If I wanted to charge people on the internet right now I would go with Authorize, even though I've used Stripe in the past and had good experiences. Now my understanding is that I pay for the convenience of the better API etc. with the inconvenience of being unable to talk to a human that can make decisions if something goes wrong, unless I get sufficient upvotes/retweets.

3 comments

My understanding is that in most cases of fraud, what customers are looking for (clear explanations for why the account was suspended, funds are being held, etc.) will simply not be possible, either due to legality, or that the company will intentionally withhold information so that the fraudsters won't figure out how to work around the protections. Obviously this hurts legitimate customers who get tripped up by the system, but at Stripe's scale that's probably the "price of doing business" as the saying goes.
It's true that we can't be more specific about users in HN posts. But we do hear the legitimate feedback about getting more specific/helpful in sharing status with users where we've asked for more info from them (or when they are asking for more info/help from us). I don't think we've found the right balance in either case yet -- working on it.
This is all I want from any service that I buy from. Good, responsive support without scripted responses and black hole email addresses.

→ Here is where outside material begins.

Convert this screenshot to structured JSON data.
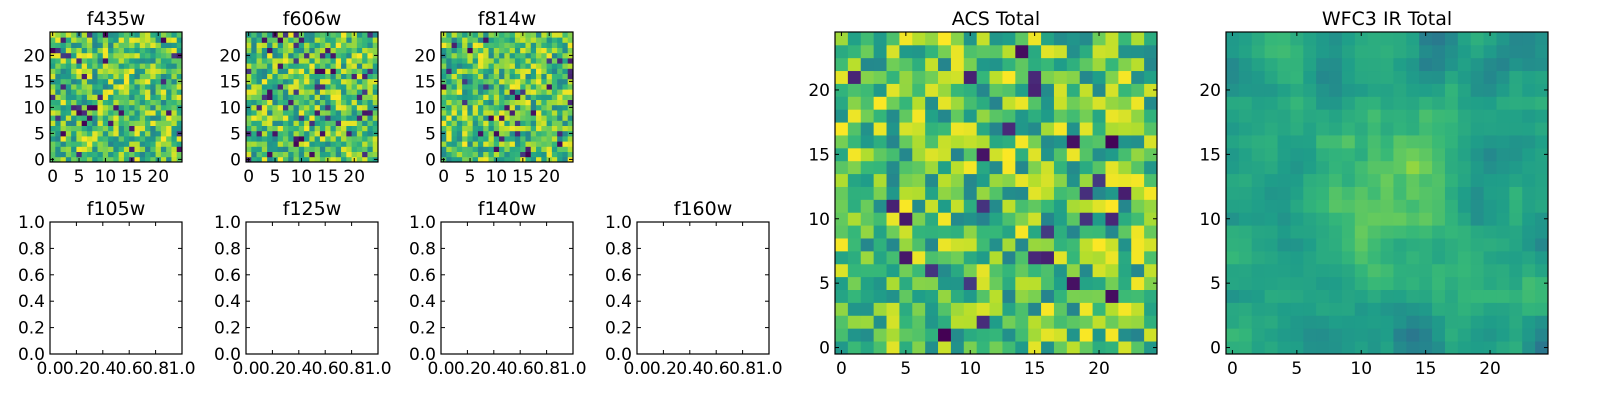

Surely that is even more important with a business critical payment provider?

I’ll forgive a lot if that is in place.

> This is all I want from any service that I buy from. Good, responsive support without scripted responses and black hole email addresses.

Many commenters in this thread are saying OP's account was frozen because of suspected fraud/money laundering. If that's true, what would "responsive support without scripted responses and black hole email addresses" entail?

Telling the OP that this is the case. Offering them the opportunity to supply evidence to the contrary.

The standard line in cases like this (whether it's a frozen payments account, a rejected app, or a suspended social media account) is that you can't tell someone what rule they broke, because this gives too much informative feedback to actual malicious actors about how they got caught. I call bullshit. Until someone can demonstrate that this is an actual problem, I will believe it to be a fake problem, purely an excuse used by giant companies to justify their systematically hostile (and cheap) approach to customer service.

> Until someone can demonstrate that this is an actual problem, I will believe it to be a fake problem

If a payment processor suspects money laundering, it's illegal for them to tell the business that. Under anti-money-laundering legislation, this is considered a crime called "tipping off": https://onlinelibrary.wiley.com/doi/10.1002/9780470685280.ch...

(Disclaimer: Used to work at Stripe, but not on this particular area. Not an expert on either the law or Stripe's policies.)

It is illegal to do so, but is it an actual problem?

This point is always repeated, and never proven.

I don't have a dog in this fight, but FYI (and it's been said before and may be said again) that there are LEGAL requirements by the US federal government for banks to NOT tell customers the status/reason for frozen assets if they have been flagged for potential money laundering. That may be the case here, it may not, and I don't know if Stripe is regulated like that or not.